Portanto, é um dever recordar todos aqueles cristãos que, sob o impulso de uma natural bondade e rectidão de consciência, amparados pela fé e pelo ensinamento evangélico, reagiram com coragem, também nesta cidade de Roma, para socorrer concretamente os Hebreus perseguidos, oferecendo solidariedade e ajuda, por vezes também arriscando a sua própria vida. A sua memória bendita permanece viva, juntamente com a certeza de que para eles, como para todos os "justos das nações", os tzaddiqim, é preparado um lugar no mundo futuro, na ressurreição dos mortos. Nem podemos esquecer, ao lado dos pronunciamentos oficiais, a acção, muitas vezes escondida, da Sé Apostólica, que ajudou de várias formas os Hebreus em perigo, como foi reconhecido também pelos seus representantes autorizados (cf. "Nós recordamos: uma reflexão sobre a Shoah", 16 de Março de 1998).

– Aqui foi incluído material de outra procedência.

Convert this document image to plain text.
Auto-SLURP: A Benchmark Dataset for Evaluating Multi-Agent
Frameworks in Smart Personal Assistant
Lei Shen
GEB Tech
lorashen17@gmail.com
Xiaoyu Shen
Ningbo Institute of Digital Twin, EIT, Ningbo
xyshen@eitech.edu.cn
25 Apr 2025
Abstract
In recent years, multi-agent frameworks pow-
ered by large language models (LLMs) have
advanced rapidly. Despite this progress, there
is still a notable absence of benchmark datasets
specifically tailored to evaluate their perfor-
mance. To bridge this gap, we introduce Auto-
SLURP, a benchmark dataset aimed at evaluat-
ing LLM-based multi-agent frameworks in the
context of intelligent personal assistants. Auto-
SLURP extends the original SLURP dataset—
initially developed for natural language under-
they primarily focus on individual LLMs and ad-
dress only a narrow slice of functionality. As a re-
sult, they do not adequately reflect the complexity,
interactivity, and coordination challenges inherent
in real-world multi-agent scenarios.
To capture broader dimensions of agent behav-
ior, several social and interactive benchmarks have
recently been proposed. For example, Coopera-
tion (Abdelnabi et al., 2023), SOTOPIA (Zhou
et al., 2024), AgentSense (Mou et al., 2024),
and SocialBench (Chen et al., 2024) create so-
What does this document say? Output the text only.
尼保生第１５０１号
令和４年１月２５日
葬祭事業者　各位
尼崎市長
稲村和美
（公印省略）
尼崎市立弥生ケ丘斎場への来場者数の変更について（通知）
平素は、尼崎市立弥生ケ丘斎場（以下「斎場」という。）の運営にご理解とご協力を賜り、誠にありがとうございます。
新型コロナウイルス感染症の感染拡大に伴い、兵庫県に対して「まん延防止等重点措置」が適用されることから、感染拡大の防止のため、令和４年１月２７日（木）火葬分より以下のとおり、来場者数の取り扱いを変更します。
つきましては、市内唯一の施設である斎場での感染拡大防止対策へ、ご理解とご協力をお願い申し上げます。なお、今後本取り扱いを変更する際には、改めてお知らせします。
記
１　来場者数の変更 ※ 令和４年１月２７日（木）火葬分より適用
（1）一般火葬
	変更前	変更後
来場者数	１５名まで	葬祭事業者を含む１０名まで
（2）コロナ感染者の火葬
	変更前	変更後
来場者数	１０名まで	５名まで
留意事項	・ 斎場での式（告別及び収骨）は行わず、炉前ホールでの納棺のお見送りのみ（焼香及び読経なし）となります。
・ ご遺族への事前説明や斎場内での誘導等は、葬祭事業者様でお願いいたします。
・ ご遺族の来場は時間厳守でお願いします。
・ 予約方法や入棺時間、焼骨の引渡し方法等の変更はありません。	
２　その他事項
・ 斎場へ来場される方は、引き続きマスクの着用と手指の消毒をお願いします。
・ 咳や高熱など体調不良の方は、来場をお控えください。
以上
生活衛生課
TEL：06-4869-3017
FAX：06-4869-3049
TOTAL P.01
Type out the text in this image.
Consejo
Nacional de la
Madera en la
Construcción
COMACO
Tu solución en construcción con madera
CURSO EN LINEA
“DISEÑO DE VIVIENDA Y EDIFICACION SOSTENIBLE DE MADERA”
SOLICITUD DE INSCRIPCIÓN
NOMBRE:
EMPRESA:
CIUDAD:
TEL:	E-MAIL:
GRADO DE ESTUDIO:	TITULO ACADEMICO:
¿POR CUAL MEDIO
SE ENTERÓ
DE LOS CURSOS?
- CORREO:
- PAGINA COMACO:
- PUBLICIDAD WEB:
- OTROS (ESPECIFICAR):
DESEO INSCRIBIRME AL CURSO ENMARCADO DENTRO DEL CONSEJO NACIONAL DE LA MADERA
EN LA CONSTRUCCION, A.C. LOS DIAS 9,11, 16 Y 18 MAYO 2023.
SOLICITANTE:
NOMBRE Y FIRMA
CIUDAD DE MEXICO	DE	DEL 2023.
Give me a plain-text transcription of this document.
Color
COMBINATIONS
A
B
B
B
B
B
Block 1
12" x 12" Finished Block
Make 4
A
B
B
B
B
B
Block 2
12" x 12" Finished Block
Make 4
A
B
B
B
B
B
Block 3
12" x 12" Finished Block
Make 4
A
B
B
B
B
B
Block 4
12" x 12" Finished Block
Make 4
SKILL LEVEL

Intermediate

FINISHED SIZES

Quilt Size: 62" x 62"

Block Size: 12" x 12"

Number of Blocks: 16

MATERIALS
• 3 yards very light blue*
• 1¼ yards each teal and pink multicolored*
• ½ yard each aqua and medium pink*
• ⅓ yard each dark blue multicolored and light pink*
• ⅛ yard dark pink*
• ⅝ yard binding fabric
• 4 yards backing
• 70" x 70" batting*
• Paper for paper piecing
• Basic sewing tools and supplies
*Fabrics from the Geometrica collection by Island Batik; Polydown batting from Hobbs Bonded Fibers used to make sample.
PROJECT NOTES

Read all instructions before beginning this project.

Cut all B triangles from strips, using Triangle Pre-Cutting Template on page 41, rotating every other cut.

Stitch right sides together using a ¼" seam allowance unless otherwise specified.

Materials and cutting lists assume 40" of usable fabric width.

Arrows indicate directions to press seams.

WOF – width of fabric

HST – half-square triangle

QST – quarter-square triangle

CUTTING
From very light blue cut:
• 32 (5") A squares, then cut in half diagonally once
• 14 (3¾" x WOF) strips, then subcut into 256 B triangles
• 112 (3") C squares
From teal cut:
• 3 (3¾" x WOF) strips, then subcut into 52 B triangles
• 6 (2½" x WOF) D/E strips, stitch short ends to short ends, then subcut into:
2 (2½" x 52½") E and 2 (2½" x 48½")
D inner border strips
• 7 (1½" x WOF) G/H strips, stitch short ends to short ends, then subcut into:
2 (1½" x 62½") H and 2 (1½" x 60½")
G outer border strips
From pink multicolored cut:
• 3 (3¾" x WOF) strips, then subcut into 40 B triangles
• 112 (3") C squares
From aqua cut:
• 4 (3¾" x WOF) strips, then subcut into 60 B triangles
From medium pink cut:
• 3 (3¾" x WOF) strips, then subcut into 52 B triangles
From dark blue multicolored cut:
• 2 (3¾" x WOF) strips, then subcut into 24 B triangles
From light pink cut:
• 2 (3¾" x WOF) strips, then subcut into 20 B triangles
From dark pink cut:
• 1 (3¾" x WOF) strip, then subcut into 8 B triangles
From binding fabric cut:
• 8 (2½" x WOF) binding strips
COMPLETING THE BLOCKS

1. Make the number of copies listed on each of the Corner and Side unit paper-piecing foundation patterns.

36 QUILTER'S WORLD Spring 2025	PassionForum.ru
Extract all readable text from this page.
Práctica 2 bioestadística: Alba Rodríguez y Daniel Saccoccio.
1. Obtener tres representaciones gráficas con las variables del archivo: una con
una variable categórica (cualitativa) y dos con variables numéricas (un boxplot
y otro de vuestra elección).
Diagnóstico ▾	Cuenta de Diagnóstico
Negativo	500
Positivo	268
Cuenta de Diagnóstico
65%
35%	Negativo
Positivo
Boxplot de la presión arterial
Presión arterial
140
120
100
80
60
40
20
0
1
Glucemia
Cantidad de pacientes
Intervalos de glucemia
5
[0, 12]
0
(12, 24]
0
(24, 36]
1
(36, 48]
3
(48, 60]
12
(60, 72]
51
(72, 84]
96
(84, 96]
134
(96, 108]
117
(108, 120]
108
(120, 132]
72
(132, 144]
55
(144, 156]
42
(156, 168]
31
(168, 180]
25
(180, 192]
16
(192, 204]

4. Ao percorrer, com a ajuda do Céu, este caminho de fraternidade, a Igreja nao hesitou em "deplorar as faltas dos seus filhos e das suas filhas em todos os tempos", e num acto de arrependimento (teshuvr), ela pediu perdão pelas suas responsabilidades, relacionadas de uma ou de outra forma com as chagas do antijudaísmo e do anti-semitismo (ibidem). Durante o Grande Jubileu, invocamos a misericórdia de Deus, na Basílica consagrada à memória de Pedro em Roma, e em Jerusalém, a cidade amada por todos os Hebreus, coração daquela Terra que é santa para todos nós. O Sucessor de Pedro subiu como peregrino aos montes da Judeia, prestou homenagem às vítimas da Shoah em Yad Vashem, rezou ao vosso lado no monte Sião, aos pés daquele Lugar santo.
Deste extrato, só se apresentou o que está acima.